RELOJ DE SOL

Joaquín Pérez Azaústre

La gente

DESPIERTAS con Felipe González en las ondas y el café tiene un resto de antigua confianza perdida, de credibilidad volcada en el aceite entrando lentamente en las tostadas. Escuchas una entrevista a Felipe González en una radio matutina y, si andas todavía sumido en ese sueño dominical apacible, puedes pensar, incluso, que amaneces en otro tiempo nuevo, ahora convertido en retroactivo: porque hubo un tiempo en que la palabra política estaba barnizada por esa fortaleza de la novedad, y todavía se distinguía entre políticos buenos, menos buenos y malos, honrados y corruptos, despreciables y oníricos. Sucede que Felipe González, hoy como entonces, tiene a su favor la verborrea convertida en estilo literario, una especie de fácil didactismo que le hace explicarse bien; y eso, en el mundo de hoy, ya es estar por encima de la inmensa minoría de la política más o menos acreditada. Porque, independientemente de las simpatías o rechazos furibundos que la figura del ex presidente del Gobierno suscite todavía, al final representa una época más sólida de nuestra política: cuando los discursos eran férreos y además se pactaba de verdad, aunque acabase mal. Ahora, resulta que la promesa de la izquierda española es un superviviente de aquella promoción, cuando hasta el último de la fila, casi en cualquier partido, tenía una formación que irradiaba su prestigio público.

Entonces, más o menos, cuando no éramos los mismos ni de lejos, a pesar de la recién estrenada erosión patria de la clase política -sólo hace falta recordar la agresión tremebunda que sufrió, en carne propia, el hoy canonizado, seguramente con justicia, Adolfo Suárez-, de las caricaturas y las críticas, el trabajador de la política no estaba enmarcado, aún, en la desconfianza galopante de hoy. Cuando Mariano Rajoy y Pérez Rubalcaba velan todavía sus armas de campaña, podríamos preguntarnos qué tenemos realmente entre las manos, qué capital nuevo se juegan estos dos, y también todos. Porque alguien ganará, pero ya hemos perdido la inmensa mayoría de los ciudadanos, tal y como se ha visto con el 15-M: a pesar de las interpretaciones de este movimiento, de sus giros últimos y sus disoluciones, si algo estaba claro era la crítica a toda una clase mayoritariamente muy desprestigiada, lo que incumbe a cualquier candidato.

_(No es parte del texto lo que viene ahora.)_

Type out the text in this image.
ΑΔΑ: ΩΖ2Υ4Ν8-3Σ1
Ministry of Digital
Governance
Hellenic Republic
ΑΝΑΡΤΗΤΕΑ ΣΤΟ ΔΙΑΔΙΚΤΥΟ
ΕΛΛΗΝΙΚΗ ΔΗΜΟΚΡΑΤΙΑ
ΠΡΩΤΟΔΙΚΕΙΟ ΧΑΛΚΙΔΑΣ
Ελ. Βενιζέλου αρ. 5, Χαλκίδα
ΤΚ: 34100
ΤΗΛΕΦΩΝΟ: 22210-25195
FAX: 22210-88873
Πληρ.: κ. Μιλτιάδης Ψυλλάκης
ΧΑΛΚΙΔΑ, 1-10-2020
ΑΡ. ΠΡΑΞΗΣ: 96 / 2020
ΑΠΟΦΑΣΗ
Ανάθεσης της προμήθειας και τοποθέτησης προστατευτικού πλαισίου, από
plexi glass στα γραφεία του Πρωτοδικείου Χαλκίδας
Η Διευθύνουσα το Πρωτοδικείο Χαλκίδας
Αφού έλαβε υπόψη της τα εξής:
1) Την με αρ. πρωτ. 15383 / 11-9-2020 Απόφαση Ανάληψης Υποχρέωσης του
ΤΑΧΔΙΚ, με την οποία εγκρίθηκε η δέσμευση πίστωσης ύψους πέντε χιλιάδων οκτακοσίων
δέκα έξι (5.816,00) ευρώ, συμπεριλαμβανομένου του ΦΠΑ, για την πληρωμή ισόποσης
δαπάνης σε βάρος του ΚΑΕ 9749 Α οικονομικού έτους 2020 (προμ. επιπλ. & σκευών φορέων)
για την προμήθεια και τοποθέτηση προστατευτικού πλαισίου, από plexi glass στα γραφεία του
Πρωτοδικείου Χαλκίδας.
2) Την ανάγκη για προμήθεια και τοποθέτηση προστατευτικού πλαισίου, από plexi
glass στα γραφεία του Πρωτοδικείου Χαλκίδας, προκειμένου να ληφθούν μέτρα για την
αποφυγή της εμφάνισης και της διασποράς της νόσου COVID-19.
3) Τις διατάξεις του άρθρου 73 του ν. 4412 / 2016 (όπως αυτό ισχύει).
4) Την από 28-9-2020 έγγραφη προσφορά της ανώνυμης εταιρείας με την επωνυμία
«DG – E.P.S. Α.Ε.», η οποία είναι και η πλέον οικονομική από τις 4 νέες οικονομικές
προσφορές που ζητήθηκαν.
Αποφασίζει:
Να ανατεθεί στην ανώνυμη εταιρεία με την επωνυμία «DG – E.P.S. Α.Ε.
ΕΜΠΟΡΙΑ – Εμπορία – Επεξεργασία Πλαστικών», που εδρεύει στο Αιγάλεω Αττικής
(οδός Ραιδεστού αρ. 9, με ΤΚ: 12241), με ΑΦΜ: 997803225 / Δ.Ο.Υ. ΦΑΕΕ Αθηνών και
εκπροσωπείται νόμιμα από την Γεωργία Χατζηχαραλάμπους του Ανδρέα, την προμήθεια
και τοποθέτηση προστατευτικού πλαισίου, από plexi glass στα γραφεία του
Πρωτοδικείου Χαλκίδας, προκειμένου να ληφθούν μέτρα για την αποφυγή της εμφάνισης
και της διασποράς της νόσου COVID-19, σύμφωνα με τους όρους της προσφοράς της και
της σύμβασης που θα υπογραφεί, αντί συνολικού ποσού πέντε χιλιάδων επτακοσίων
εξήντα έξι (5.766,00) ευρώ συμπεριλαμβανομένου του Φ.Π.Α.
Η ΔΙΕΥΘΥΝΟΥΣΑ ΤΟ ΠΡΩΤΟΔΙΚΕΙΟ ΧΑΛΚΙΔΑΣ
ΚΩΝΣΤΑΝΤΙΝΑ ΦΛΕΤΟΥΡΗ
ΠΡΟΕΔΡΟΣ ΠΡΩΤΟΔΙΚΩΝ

Cualquier candidato piensa en ganar. Sin embargo, España ahora se juega más que la cita inmediata: se trata de recuperar, desde la misma entraña de los partidos políticos, su permeabilidad pública, más allá del fervor militante del mitin. En una sociedad que no cree en ningún político, más allá de reformas, inmediatas o no, recuperar esa fe perdida del hombre de la calle en la cosa política es el mayor objetivo. Pero mucho me temo, salvo sorpresa, que siguen a lo suyo: quítate tú, para ponerme yo, y además todos los míos. La gente, mientras, terriblemente sola.